Três candidatos latino-americanos ocupam o centro dos holofotes na corrida à liderança da ONU em 2026, numa altura em que aumenta a pressão para que uma mulher ocupe pela primeira vez o cargo. A saída de António Guterres abre espaço para um debate sobre o futuro da organização, o seu funcionamento e legitimidade perante crises globais.

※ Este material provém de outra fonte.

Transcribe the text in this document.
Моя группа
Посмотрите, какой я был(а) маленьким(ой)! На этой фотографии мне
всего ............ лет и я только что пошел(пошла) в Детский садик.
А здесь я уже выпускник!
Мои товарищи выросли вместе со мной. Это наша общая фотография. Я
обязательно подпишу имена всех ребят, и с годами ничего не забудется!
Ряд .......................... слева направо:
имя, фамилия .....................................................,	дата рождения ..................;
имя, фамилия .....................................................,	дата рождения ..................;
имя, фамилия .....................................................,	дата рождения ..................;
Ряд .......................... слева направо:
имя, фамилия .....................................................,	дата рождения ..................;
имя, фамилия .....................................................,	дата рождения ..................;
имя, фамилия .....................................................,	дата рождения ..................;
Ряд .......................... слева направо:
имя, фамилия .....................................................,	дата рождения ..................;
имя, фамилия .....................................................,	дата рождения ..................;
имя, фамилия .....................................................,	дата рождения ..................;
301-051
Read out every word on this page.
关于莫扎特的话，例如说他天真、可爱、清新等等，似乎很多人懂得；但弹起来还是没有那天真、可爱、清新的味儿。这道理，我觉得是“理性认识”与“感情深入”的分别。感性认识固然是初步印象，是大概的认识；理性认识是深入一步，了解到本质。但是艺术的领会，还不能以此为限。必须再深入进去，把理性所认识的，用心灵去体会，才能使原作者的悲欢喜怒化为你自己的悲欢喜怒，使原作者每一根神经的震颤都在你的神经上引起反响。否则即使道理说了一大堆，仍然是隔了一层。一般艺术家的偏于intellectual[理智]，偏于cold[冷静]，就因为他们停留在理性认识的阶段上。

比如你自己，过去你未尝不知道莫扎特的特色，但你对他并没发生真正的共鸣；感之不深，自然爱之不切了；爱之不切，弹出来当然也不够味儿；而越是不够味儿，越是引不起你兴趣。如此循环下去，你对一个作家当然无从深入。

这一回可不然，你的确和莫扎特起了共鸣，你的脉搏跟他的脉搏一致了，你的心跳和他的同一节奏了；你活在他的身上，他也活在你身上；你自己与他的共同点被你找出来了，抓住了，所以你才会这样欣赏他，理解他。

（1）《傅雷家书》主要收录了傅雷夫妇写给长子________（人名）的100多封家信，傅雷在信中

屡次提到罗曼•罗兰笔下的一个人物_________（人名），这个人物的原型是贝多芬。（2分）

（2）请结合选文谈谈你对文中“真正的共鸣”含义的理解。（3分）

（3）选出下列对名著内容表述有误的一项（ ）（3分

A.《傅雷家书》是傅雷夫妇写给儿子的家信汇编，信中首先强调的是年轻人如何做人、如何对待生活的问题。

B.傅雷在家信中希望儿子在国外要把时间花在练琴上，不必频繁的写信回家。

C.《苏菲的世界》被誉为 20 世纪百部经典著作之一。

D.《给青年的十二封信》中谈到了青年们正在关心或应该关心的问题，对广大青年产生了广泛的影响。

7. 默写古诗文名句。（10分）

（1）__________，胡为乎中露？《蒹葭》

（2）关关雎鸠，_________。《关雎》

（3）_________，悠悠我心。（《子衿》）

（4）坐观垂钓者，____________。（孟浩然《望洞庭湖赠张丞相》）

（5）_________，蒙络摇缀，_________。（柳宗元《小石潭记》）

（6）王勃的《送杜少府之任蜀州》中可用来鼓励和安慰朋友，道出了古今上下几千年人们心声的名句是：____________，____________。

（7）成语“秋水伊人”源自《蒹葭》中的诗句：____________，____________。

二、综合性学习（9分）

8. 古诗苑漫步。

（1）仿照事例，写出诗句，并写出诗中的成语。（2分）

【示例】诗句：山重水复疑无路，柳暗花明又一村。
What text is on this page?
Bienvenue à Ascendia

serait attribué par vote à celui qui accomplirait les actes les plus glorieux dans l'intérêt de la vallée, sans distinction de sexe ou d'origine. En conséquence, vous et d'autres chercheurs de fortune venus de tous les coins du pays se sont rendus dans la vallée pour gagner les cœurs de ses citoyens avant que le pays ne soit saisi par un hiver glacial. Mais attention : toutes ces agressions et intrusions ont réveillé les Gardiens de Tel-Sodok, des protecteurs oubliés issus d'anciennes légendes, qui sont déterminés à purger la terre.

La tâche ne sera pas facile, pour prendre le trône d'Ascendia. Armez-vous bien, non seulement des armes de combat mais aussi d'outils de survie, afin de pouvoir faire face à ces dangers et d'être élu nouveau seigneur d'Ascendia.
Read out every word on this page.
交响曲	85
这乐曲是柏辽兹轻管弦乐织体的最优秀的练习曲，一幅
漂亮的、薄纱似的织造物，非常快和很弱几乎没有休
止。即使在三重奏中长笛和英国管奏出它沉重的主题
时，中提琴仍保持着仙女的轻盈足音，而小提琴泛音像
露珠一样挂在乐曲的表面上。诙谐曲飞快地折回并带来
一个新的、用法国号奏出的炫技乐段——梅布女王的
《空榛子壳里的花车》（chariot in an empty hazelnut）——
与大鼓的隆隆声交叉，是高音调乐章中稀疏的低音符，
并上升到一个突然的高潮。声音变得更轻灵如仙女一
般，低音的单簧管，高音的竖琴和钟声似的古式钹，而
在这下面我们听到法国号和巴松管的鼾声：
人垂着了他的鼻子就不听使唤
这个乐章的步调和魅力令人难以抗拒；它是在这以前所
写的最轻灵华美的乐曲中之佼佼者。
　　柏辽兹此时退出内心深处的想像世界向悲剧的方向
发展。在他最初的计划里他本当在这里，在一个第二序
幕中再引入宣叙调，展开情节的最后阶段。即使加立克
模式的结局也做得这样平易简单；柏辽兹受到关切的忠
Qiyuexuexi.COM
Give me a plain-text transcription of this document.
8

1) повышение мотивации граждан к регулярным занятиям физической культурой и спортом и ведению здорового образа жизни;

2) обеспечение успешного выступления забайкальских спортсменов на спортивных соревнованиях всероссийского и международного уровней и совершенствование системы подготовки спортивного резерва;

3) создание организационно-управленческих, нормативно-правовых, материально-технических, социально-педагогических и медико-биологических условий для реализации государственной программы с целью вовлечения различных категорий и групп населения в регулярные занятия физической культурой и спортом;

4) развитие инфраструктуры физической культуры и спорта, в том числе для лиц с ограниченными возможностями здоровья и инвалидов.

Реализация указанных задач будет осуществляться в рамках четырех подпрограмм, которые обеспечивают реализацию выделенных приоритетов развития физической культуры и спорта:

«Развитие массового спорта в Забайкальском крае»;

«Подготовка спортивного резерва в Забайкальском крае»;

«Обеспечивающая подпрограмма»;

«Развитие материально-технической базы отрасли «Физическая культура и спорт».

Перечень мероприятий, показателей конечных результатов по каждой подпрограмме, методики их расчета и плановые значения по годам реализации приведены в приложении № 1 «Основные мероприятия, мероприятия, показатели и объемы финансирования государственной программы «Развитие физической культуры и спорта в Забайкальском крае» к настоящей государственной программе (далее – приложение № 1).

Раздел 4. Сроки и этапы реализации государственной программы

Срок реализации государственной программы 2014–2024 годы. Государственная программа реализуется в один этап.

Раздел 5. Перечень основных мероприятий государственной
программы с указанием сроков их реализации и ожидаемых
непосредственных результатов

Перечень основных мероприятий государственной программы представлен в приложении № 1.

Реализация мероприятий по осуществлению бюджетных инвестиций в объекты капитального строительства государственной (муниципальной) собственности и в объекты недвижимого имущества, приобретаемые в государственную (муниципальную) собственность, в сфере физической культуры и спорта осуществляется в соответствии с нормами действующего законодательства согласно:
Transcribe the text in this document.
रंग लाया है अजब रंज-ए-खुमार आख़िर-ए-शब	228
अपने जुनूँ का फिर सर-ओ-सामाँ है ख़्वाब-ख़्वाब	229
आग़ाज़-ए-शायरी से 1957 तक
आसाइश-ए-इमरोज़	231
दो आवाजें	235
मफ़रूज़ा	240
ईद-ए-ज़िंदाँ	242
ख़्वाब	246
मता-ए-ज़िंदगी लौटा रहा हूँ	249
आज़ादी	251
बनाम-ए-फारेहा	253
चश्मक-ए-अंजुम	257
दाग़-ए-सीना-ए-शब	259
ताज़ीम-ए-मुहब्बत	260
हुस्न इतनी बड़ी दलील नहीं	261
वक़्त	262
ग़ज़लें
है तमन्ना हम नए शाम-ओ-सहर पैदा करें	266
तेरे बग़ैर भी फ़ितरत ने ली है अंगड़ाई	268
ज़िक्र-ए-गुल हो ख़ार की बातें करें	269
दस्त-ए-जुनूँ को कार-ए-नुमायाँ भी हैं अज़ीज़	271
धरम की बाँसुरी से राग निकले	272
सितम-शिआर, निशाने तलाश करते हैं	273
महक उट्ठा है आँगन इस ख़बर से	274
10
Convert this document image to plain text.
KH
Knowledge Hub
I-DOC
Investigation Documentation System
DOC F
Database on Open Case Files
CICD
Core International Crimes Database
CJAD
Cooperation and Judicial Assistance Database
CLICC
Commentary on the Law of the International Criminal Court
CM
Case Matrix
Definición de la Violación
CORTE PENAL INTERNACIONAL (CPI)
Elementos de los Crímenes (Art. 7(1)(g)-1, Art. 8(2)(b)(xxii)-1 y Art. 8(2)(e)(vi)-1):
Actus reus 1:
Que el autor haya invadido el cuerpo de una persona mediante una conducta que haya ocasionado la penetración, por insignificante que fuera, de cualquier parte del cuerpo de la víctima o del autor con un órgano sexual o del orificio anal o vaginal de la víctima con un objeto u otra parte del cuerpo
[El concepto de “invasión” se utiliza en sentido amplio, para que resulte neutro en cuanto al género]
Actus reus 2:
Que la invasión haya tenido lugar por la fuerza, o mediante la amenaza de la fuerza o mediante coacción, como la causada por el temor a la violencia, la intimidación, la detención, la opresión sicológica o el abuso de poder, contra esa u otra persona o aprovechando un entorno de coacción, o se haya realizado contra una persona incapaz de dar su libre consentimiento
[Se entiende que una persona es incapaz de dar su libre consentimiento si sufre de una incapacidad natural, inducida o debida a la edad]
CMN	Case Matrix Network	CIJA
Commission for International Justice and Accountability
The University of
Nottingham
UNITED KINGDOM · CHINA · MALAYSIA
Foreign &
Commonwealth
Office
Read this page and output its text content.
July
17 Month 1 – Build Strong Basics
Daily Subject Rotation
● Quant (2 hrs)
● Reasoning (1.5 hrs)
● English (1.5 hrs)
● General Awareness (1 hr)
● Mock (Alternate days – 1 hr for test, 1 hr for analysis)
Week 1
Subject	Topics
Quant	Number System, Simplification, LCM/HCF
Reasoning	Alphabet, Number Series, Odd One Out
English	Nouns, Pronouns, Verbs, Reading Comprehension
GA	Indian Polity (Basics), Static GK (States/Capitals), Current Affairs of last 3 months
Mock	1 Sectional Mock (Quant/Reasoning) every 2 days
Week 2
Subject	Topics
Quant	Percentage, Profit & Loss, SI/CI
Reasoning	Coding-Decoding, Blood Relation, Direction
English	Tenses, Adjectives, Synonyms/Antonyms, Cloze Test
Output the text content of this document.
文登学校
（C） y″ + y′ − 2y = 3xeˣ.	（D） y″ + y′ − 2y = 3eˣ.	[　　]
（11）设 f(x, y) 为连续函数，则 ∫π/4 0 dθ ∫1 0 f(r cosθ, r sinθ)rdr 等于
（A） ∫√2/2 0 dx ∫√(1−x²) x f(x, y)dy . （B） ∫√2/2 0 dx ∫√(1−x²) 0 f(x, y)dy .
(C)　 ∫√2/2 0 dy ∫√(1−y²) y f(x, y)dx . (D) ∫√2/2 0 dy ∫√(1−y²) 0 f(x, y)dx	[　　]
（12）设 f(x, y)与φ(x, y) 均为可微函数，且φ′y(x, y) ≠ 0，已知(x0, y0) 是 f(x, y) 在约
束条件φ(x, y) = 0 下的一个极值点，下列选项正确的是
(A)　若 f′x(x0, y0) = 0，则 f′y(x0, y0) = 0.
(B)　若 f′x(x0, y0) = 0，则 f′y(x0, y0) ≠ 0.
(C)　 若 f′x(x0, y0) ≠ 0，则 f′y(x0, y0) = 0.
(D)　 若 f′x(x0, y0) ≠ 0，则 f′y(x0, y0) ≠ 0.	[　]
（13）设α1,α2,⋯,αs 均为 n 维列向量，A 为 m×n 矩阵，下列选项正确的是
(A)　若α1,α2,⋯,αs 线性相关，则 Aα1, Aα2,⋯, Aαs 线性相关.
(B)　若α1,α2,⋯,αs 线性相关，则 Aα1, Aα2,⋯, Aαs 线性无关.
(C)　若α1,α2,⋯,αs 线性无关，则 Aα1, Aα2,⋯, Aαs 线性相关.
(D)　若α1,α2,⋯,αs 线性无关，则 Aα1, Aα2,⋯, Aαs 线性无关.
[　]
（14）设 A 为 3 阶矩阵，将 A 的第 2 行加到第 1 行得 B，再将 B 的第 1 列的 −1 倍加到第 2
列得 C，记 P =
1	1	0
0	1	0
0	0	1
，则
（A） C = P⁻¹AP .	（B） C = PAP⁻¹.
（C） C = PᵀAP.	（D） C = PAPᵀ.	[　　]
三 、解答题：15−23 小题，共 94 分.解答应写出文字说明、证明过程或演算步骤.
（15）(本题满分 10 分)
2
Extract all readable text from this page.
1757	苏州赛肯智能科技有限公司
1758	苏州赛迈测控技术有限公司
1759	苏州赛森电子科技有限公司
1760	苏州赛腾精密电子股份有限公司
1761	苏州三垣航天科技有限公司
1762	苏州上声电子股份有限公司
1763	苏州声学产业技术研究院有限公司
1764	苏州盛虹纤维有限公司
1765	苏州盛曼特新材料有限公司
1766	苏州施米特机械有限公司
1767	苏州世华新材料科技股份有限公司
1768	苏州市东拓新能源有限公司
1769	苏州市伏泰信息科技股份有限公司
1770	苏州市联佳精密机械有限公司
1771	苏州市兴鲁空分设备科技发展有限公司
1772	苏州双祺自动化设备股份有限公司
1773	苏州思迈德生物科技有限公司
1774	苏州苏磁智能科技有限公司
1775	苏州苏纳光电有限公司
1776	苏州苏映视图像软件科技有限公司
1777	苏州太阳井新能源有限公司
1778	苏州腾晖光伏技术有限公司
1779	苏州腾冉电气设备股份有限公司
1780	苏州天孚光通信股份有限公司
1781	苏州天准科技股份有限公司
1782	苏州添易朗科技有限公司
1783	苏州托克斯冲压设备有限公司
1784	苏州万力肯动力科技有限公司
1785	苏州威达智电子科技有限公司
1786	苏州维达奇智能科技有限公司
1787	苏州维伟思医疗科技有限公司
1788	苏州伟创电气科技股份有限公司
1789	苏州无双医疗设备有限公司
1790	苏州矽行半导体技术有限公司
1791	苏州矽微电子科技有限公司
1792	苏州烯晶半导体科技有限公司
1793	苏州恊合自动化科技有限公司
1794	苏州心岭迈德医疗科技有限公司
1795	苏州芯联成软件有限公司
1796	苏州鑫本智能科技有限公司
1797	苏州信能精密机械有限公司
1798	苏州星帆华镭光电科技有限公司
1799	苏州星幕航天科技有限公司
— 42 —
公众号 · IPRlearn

A eleição não é apenas administrativa. É um teste ao papel da ONU em tempos de guerras, tensões geopolíticas e desconfiança crescente nas instituições multilaterais. O histórico de rotação regional aponta para a América Latina, enquanto cresce o clamor pela paridade de género.
Entre os nomes mais comentados estão Michelle Bachelet, Rebeca Grynspan e Rafael Grossi. Três perfis distintos que refletem a diversidade de estratégias para enfrentar o desafio de chefiar a organização durante um ciclo turbulento.
Candidatos latino-americanos
Michelle Bachelet, ex-presidente do Chile e antiga alta comissária dos Direitos Humanos, representa a vertente política com experiência global. A sua liderança é marcada por crises internacionais e uma defesa firme do multilateralismo.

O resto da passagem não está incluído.